Jon’s working his butt off on the series, and I think it really shows in the final pages. Big action is his forte, but I’ve been pleasantly surprised at how well he’s dealt with some of the dramatic character moments as well. The “Thunderbolts” scripts are pretty dense in terms of dialogue, action and roller coaster plot, and he’s juggling it all quite well.
In addition, colorist Matt Yackey, letterer Joe Sabino and editors Alanna Smith and Tom Brevoort all bring a lot to the table as well. It really is a team effort.
It appears these next few months will really establish The Thunderbolts’ presence in the Marvel Universe — after the Inhumans, the team will run into the Squadron Supreme, and then Spider-Man/Miles Morales. Do you have plans for them to get involved in “Civil War II?”
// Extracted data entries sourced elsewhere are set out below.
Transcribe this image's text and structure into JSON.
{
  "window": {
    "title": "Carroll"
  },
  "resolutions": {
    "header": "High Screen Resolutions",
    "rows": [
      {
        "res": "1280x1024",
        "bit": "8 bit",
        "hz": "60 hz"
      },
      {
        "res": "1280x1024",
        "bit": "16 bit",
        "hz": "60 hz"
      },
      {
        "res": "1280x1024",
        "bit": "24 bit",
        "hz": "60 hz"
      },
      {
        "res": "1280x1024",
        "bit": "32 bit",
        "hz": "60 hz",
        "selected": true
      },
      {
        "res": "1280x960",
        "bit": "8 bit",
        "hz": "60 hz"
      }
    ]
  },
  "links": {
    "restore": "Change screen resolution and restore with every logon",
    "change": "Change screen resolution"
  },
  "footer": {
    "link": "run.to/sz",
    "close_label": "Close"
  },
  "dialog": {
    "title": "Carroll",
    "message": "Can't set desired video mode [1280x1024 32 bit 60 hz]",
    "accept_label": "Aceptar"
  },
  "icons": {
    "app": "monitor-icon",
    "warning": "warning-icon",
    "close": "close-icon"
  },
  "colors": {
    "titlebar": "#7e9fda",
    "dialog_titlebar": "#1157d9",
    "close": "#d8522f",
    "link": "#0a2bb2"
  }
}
Yeah, the Thunderbolts are definitely creating friction right from the get-go, jamming up against other teams and characters in the Marvel Universe. At the start of issue #1, we established them as doing what needed to be done when they invaded a S.H.I.E.L.D. outpost and messed with their networks, and things just continue to cascade from there. The new Thunderbolts are a weird mixture of anarchists and black-ops agents, protecting people at any cost. That kind of dangerous and decisive activity inevitably puts them in conflict with other heroes.
The Squadron Supreme channels a similar approach of doing what needs to be done no matter what, so seeing those two teams go at it is a particular thrill. Nighthawk and his crew are ruthless when it comes to punishing those they consider a threat, and with the Thunderbolts in their crosshairs, it’s about to get really ugly.
“Thunderbolts” #5, with Bucky chasing down Miles Morales, is a “Civil War II” tie-in, and it’ll have big ramifications for the series going forward. I can’t really say much more than that right now.
Working on “Thunderbolts” has been an enjoyable challenge. The series carries a lot of history, but it’s also important to keep it fresh and accessible to new readers. It has connective tissue to a bunch of different titles and larger plotlines happening in the Marvel Universe, but it also needs to stand on its own as a viable continuing story from month to month. Balancing those elements has taught me a lot about collaborating with others, and I’m excited for people to see where it all goes from here.